Burnt Money (2000)

Plata quemada
**½/****
starring Eduardo Noriega, Leonardo Sbaraglia, Pablo Echarri, Leticia Brédice
screenplay by Marcelo Figueras, Marcelo Piñeyro, based on the novel Plata Quemada by Ricardo Piglia
directed by Marcelo Piñeyro

by Walter Chaw Pushing the submerged homoeroticism of Strangers on a Train to the surface, Burnt Money‘s homage begins with Jean-Pierre Melville’s genre cool and Hitchcock’s cigarettes and lighters at a carnival and ends with a certain Wellesian noir seediness (complete with The Lady From Shanghai‘s ill-fated passion, Touch of Evil‘s corrupt officials, and even Citizen Kane‘s totemic paperweight). Burnt Money is deliriously beautiful to look at–all pale greens and mute browns–but its overt politicism in the closing moments begins to dispel the film’s magic in favour of overheated parable. It’s an expert genre piece that tries to bear the brunt of all of Argentina’s national cynicism and economic corruption (a leaden socio-political platform reflected by its title), and despite his cineaste smarts, director Marcelo Piñeyro just isn’t up to the task.

Criminals Nene (Leonardo Sbaraglia) and Angel (Eduardo Noriega) meet during a gay tryst in a public bathroom, forming a bond that earns them the title “The Twins.” Mixing business with pleasure, the two are hired by a collection of underworld thugs determined to pull off one of those fabled big hits that always seem to end in double-crosses and a hail of bullets. Fleeing to Uruguay after a pair (doubling is par for the course in Burnt Money) of policemen are killed during the robbery, Nene and Angel, along with their combustible getaway driver, Cuervo (Pablo Echarri), are forced to stew in a sordid hotel with drugs, their imaginations, and seven million un-spendable Argentine dollars as their only companions.

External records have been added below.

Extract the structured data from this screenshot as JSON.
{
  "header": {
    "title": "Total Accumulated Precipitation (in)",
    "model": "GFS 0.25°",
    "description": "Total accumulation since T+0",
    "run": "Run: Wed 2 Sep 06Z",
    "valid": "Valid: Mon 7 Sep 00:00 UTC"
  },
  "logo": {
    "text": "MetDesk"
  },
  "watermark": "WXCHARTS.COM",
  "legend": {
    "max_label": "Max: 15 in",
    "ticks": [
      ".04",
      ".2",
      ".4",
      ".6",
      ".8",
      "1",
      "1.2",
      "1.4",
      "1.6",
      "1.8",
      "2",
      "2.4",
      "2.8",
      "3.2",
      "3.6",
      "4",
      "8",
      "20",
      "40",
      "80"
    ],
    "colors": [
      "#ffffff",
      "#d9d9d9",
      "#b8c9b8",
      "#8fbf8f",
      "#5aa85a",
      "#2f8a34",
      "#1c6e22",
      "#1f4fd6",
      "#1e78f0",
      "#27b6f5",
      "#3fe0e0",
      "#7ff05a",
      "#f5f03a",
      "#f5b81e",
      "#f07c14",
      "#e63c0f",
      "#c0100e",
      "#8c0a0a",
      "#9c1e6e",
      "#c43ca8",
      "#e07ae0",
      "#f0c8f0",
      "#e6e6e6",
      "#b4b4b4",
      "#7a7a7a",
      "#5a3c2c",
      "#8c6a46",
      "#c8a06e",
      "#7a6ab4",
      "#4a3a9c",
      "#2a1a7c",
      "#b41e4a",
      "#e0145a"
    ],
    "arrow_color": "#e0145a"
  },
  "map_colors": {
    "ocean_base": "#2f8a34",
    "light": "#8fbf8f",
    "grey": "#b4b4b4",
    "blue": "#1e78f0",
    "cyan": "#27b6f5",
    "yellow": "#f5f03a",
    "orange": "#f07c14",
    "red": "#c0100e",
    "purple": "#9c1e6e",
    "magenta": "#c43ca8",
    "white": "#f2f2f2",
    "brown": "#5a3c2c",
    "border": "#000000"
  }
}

While it’s working, Burnt Money delivers a moody character/caper flick that is Reservoir Dogs by way of Dead Ringers. Its voiceover has Nene rapturously describing, in his best Mickey Spillane, his lover’s fingers as smelling of “sawdust, gunpowder, sex, and blood,” while another description of Buenos Aires recalls William Blake’s thoughts on the suffocating decomposition of London. That feeling of a loss of innocence to the corruption of experience, expressed eloquently in a low-art sort of way, informs the bulk of Burnt Money; the film is far more interested in the poetics of interpersonal dynamics and the slow disintegration of the mind (Angel appears to be low-bore paranoid schizophrenic), after all, than the complications of its crime MacGuffin. Its highlight comes in a cunning series of cuts that fade between fellatio performed at gunpoint with genuflection at the foot of a crucifix, and animal sex with a hooker (Leticia Brédice), with a hypodermic needle’s similarly insistent penetration.

When it doesn’t work, and Burnt Money doesn’t work for its last half-hour, the film loses its poetry in favour of clenched-teeth political grandstanding. Its final orgy of violence is less John Woo-ian heroic bloodshed than a collection of signs and signifiers knocked down as mechanically as the tin monkeys at the film’s carnival shooting gallery. Based on a 1965 crime spree that has become legend in Argentine popular culture, Burnt Money is so right for so long it pains me to no end that it undertakes the process of sociology and analysis instead of allowing the same to bloom of its own in the audience’s awareness. The picture betrays, in other words, a lack of confidence in its own transparency as metaphor and that, no matter how true the groundwork, leaves a hollow aftertaste.